10. Computer sciences basics for data science, 08.06.2021 10-12 am
Computer science is a key component for data science applications and research data management as methods and procedures rely on it. For instance, to enable fast access to information, data sets must be stored efficiently in data structures. Clever modelling and algorithmic processing hereby guarantee a fast search and selection of information of even big data sets. This course will provide insights into computer science basics and gives an overview about relevant topics for data science.
- Computer science and its subdisciplines: applied, technical, practical, theoretical
- Programming languages
- Data storage and -processing
- Data structures
- Example: Sorting (Bubble Sort, Merge Sort, Quicksort)
Basic overview about computer sciences and its subdisciplines; basics in system engineering.
11. Programming languages, 16.06.2021 10-12 am
Programming is the essential tool for managing data sets and conducting data science methods.

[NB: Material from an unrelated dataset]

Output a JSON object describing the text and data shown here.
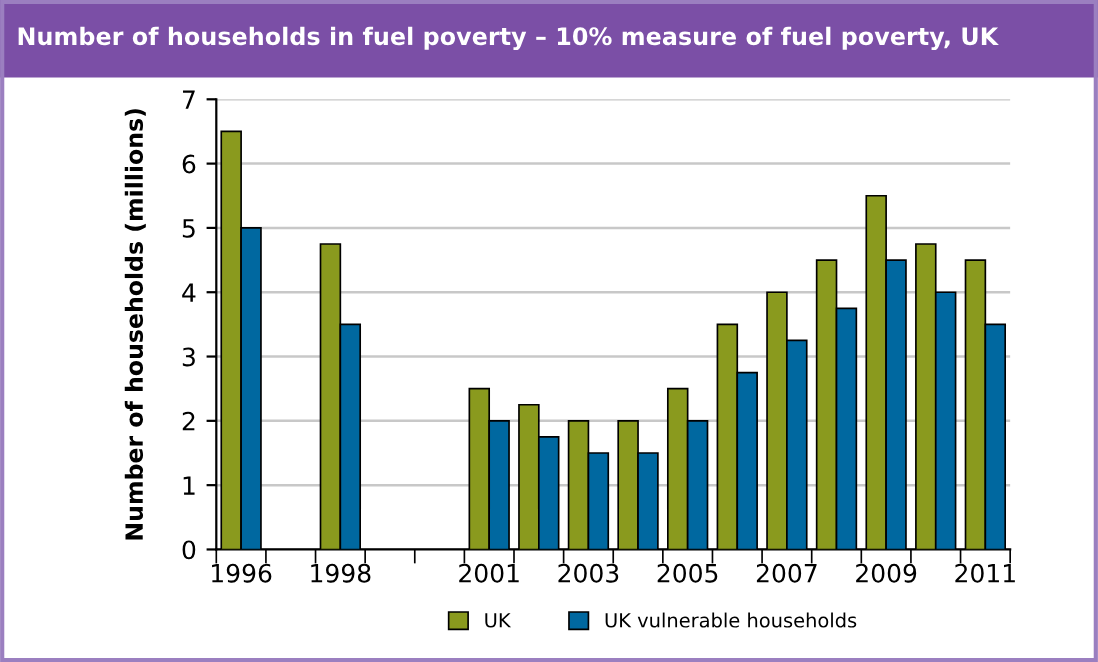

It is crucial for
- documentation work
- data preparation
- quality control of data sets
- data analyses
- transforming data into graphics
and makes handling of even big data sets possible.

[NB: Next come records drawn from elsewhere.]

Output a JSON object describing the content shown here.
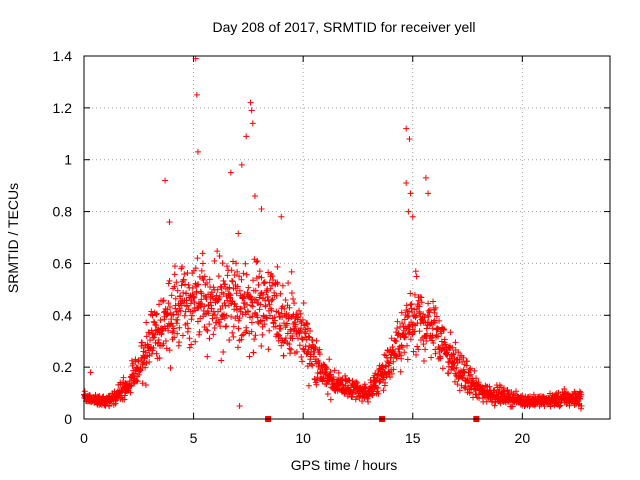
{
  "chart_data": {
    "type": "scatter",
    "title": "Day 208 of 2017, SRMTID for receiver yell",
    "xlabel": "GPS time / hours",
    "ylabel": "SRMTID / TECUs",
    "xlim": [
      0,
      24
    ],
    "ylim": [
      0,
      1.4
    ],
    "xticks": [
      0,
      5,
      10,
      15,
      20
    ],
    "xtick_labels": [
      "0",
      "5",
      "10",
      "15",
      "20"
    ],
    "yticks": [
      0,
      0.2,
      0.4,
      0.6,
      0.8,
      1.0,
      1.2,
      1.4
    ],
    "ytick_labels": [
      "0",
      "0.2",
      "0.4",
      "0.6",
      "0.8",
      "1",
      "1.2",
      "1.4"
    ],
    "grid": true,
    "marker": "+",
    "color": "#ff0000",
    "data_gap_markers_x": [
      8.4,
      13.6,
      17.9
    ],
    "series": [
      {
        "name": "SRMTID",
        "envelope": [
          {
            "x": 0.0,
            "median": 0.08,
            "spread": 0.02
          },
          {
            "x": 1.0,
            "median": 0.07,
            "spread": 0.02
          },
          {
            "x": 2.0,
            "median": 0.12,
            "spread": 0.04
          },
          {
            "x": 3.0,
            "median": 0.3,
            "spread": 0.1
          },
          {
            "x": 4.0,
            "median": 0.4,
            "spread": 0.14
          },
          {
            "x": 5.0,
            "median": 0.45,
            "spread": 0.15
          },
          {
            "x": 6.0,
            "median": 0.45,
            "spread": 0.16
          },
          {
            "x": 7.0,
            "median": 0.45,
            "spread": 0.17
          },
          {
            "x": 8.0,
            "median": 0.45,
            "spread": 0.17
          },
          {
            "x": 9.0,
            "median": 0.4,
            "spread": 0.14
          },
          {
            "x": 10.0,
            "median": 0.33,
            "spread": 0.12
          },
          {
            "x": 11.0,
            "median": 0.16,
            "spread": 0.06
          },
          {
            "x": 12.0,
            "median": 0.12,
            "spread": 0.04
          },
          {
            "x": 13.0,
            "median": 0.1,
            "spread": 0.03
          },
          {
            "x": 14.0,
            "median": 0.22,
            "spread": 0.08
          },
          {
            "x": 15.0,
            "median": 0.38,
            "spread": 0.14
          },
          {
            "x": 16.0,
            "median": 0.35,
            "spread": 0.12
          },
          {
            "x": 17.0,
            "median": 0.2,
            "spread": 0.07
          },
          {
            "x": 18.0,
            "median": 0.11,
            "spread": 0.04
          },
          {
            "x": 19.0,
            "median": 0.09,
            "spread": 0.03
          },
          {
            "x": 20.0,
            "median": 0.07,
            "spread": 0.02
          },
          {
            "x": 21.0,
            "median": 0.07,
            "spread": 0.02
          },
          {
            "x": 22.0,
            "median": 0.08,
            "spread": 0.03
          },
          {
            "x": 22.7,
            "median": 0.08,
            "spread": 0.03
          }
        ],
        "outliers": [
          {
            "x": 0.3,
            "y": 0.18
          },
          {
            "x": 3.7,
            "y": 0.92
          },
          {
            "x": 3.9,
            "y": 0.76
          },
          {
            "x": 5.1,
            "y": 1.39
          },
          {
            "x": 5.15,
            "y": 1.25
          },
          {
            "x": 5.2,
            "y": 1.03
          },
          {
            "x": 6.7,
            "y": 0.95
          },
          {
            "x": 7.2,
            "y": 0.98
          },
          {
            "x": 7.4,
            "y": 1.09
          },
          {
            "x": 7.6,
            "y": 1.22
          },
          {
            "x": 7.65,
            "y": 1.19
          },
          {
            "x": 7.7,
            "y": 1.14
          },
          {
            "x": 7.8,
            "y": 0.86
          },
          {
            "x": 8.1,
            "y": 0.81
          },
          {
            "x": 9.0,
            "y": 0.78
          },
          {
            "x": 7.1,
            "y": 0.05
          },
          {
            "x": 14.7,
            "y": 1.12
          },
          {
            "x": 14.85,
            "y": 1.08
          },
          {
            "x": 14.7,
            "y": 0.91
          },
          {
            "x": 14.9,
            "y": 0.87
          },
          {
            "x": 15.6,
            "y": 0.93
          },
          {
            "x": 15.7,
            "y": 0.87
          },
          {
            "x": 14.8,
            "y": 0.8
          },
          {
            "x": 15.0,
            "y": 0.78
          }
        ]
      }
    ]
  }
}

- What actually is a programming language? What characterizes a programming language and what is it for?
- Why is HTLM not a programming language and what has Turing to do with it?
Approximately 700 programming languages exist - how to keep an overview? We learn to distinguish languages from their degree of abstraction and programming paradigm (imperative, procedural, object-oriented, functional, logical, …) or their area of application. Further, we talk about which programming languages you should know and some of them are briefly presented in this course.

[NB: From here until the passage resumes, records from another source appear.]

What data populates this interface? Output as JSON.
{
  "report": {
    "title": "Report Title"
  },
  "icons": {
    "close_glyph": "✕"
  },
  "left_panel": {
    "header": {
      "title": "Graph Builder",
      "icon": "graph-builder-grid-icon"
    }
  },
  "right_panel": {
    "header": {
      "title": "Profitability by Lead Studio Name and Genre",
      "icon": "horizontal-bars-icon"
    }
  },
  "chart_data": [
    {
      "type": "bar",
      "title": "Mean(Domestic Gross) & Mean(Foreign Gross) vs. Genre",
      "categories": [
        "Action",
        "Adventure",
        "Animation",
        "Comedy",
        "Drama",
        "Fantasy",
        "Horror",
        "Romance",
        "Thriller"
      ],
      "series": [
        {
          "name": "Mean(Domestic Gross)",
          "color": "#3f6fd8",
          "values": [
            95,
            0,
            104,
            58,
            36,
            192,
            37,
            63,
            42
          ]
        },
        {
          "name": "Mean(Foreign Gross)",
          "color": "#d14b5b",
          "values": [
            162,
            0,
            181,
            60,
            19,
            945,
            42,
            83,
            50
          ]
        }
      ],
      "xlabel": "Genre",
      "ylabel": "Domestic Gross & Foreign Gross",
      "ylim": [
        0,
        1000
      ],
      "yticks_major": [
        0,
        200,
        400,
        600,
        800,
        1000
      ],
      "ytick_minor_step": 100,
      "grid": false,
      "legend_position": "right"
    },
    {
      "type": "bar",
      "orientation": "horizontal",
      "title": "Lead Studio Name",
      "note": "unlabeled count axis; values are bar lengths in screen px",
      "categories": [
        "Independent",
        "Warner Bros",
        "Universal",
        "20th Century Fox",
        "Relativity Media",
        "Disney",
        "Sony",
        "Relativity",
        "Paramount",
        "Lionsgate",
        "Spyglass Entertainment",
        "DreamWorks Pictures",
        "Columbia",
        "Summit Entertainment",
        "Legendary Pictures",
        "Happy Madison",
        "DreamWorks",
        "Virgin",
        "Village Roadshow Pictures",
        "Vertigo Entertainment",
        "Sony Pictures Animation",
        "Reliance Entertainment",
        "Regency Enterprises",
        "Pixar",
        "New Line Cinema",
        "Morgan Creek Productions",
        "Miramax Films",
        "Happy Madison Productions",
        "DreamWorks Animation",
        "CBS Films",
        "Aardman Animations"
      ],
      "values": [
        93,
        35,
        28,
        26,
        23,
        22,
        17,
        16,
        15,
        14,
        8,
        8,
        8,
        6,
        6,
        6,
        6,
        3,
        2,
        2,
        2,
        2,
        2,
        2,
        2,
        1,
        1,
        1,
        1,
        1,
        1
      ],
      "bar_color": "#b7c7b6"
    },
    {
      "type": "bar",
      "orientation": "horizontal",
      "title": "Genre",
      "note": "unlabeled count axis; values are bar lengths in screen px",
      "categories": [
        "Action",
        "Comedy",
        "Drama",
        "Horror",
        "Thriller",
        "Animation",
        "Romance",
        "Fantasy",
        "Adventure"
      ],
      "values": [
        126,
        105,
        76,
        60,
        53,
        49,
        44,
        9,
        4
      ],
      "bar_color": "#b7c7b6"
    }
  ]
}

Overview about programming languages, their features, significance and criteria for distinction.
12. Cryptography basics, 22.06.2021 10-12 am
Cryptography is the key technology to ensure the security and privacy of IT-systems. The understanding of basic principles of cryptographic functions is an indispensable prerequisite for the development of modern IT systems.
This course will provide elementary knowledge in cryptography (in theory and practice). For example: asymmetric vs. symmetric encryption, cryptographic hash functions, digital signatures and public-key infrastructures, post-quantum cryptography.
Basic knowledge in cryptography, which in particular allows to assess the strength of cryptographic methods in practice.
C.Paar, J.Pelzl: Understanding Cryptography A.J. Menezes et al: Handbook of Applied Cryptography
13. Security & Privacy, 29.06.2021 10-12 am
Security and privacy are key aspects in developing and maintaining trustworthy systems. A lack of security results in vulnerable systems exposed unprotected to potential attackers and presenting an incalculable economical and personal risk. As personal data has become the new currency in the digital era, its protection from unauthorized processing and distribution is a key issue to preserve the privacy and self-determination of individuals.
Techniques to measure and enhance the security / privacy of IT-systems
- Security: security protocols, security policies and their enforcement
(e.g. access-control, dataflow control)
- Privacy: GDPR, privacy-enhancing techniques
(e.g. differential privacy, k-anonymity)
This course provides basic knowledge in security and privacy techniques and sketches their underlying foundations.